Shoneyin caricatures polygamy as a relic of another time, an institution that Bolanle finds difficult to reconcile with her education and sophistication. Bolanle initially sees herself as a self-sacrificial missionary to a backwards field: “Living with them has taught me the value of education, of enlightenment. I have seen the dark side of illiteracy. […] I will not give up on them. I will bring light to their darkness.” She is embarrassed by Baba Segi’s behaviour at the teaching hospital where they go to investigate her inability to conceive. The doctors treat her with pity and her husband with condescension. Eventually, Bolanle realizes that she has been living in “a dream of unspeakable self-flagellation.” Bolanle’s description of being with “people from a different time in history, a different world” draws a distinct boundary between the world of education and hospitals and modernity and the world of polygamy.

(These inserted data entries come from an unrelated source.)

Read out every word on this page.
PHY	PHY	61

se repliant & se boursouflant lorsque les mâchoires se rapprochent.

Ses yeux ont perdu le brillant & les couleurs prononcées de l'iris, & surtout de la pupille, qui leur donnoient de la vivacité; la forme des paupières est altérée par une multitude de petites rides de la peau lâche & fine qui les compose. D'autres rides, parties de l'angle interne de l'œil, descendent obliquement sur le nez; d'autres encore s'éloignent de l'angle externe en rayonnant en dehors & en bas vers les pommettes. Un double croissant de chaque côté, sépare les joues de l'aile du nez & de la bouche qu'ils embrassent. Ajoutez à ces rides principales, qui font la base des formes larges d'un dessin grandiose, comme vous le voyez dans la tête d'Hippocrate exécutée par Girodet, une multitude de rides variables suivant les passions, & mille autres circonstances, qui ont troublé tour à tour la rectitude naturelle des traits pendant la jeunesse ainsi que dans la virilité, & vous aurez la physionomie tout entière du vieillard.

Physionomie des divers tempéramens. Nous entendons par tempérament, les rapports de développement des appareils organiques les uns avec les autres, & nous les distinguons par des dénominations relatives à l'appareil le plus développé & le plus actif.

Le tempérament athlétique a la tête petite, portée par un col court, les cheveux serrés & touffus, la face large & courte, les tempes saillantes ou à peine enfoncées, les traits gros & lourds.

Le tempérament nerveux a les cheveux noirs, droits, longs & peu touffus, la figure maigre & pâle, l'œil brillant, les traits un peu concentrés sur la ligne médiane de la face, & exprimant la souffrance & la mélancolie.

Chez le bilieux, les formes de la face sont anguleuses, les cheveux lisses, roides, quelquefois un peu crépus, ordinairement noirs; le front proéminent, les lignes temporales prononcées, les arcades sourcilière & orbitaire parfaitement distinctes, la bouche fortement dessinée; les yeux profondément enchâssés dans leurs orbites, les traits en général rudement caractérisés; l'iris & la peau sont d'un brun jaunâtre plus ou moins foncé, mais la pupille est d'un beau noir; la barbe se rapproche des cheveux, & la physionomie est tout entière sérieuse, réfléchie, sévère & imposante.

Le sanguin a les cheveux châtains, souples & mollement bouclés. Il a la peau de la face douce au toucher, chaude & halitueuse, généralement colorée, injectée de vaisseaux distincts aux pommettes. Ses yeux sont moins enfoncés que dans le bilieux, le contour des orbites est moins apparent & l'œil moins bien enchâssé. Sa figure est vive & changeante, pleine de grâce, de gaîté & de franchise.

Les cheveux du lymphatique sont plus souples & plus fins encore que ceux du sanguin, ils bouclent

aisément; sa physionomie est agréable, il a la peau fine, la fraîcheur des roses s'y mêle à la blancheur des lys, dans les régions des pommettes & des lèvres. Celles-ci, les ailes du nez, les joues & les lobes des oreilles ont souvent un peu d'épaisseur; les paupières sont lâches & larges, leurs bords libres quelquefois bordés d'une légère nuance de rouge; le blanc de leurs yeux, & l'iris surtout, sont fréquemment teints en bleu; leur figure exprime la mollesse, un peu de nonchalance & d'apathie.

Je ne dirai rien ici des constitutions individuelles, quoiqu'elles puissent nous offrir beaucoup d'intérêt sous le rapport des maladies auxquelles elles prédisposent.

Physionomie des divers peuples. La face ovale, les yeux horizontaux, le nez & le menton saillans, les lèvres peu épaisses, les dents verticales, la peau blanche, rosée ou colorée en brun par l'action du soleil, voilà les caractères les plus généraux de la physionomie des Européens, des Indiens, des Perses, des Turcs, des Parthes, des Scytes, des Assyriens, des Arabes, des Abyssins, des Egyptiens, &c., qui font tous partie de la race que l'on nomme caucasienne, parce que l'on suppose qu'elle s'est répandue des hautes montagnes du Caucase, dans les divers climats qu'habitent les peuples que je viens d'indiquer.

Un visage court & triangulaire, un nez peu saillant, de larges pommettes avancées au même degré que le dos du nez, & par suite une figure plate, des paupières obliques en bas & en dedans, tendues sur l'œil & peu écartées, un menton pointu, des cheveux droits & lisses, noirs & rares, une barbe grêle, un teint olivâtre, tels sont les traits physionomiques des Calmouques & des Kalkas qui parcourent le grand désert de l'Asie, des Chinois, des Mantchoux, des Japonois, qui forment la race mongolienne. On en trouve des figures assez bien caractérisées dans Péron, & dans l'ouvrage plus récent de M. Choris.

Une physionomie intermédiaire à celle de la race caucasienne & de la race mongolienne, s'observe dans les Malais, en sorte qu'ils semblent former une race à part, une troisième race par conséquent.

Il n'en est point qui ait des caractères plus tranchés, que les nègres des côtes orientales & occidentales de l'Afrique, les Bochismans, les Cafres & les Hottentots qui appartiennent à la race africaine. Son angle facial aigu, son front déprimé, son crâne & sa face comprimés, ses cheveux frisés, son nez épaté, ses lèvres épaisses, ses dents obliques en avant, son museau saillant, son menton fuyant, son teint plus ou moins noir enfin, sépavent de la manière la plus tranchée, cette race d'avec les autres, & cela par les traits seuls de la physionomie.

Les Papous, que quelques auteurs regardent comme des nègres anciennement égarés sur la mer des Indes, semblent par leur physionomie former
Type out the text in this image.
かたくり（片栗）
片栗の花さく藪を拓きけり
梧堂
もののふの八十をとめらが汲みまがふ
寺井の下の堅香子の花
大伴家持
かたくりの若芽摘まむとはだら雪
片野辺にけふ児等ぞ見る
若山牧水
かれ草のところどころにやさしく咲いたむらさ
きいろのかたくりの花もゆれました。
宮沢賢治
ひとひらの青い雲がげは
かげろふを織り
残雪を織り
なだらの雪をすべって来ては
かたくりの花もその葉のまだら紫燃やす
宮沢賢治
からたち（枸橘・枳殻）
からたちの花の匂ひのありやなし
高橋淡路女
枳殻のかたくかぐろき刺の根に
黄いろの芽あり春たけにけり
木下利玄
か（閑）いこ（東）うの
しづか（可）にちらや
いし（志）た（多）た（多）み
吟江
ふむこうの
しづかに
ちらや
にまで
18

But this presentation of polygamy as an institution of illiterates, while it works well in the novel, oversimplifies the choices educated professionals often make in entering such marriages. I think of Ghanaian novelist Ama Ata Aidoo’s novel Changes: a Love Story (Women’s Press, 1991), which describes an educated career woman, who falls for the charms of a married man and agrees to be his wife. While she, too, becomes disillusioned with polygamy, her initial attraction to her dashing husband seems more understandable than Bolanle’s marriage to the awkward Baba Segi. Hausa novels also present the complex decisions of characters who decide to enter into such marriages. Alhaji Abubakar, in Balaraba Ramat Yakubu’s Sin is a Puppy…, for example, is described as a charming, romantic suitor of the girl he makes his third bride. The young woman eventually finds out that living with rivals complicates the romance. In real life, educated men and educated women choose to enter such households. They are not all buffoons.

Ultimately, however, the novel, as satire, slyly questions the vanity of men who think they can satisfy more than one woman. Women willing to share a husband, the novel implies, might do so more out of a need for security than genuine love for their husband.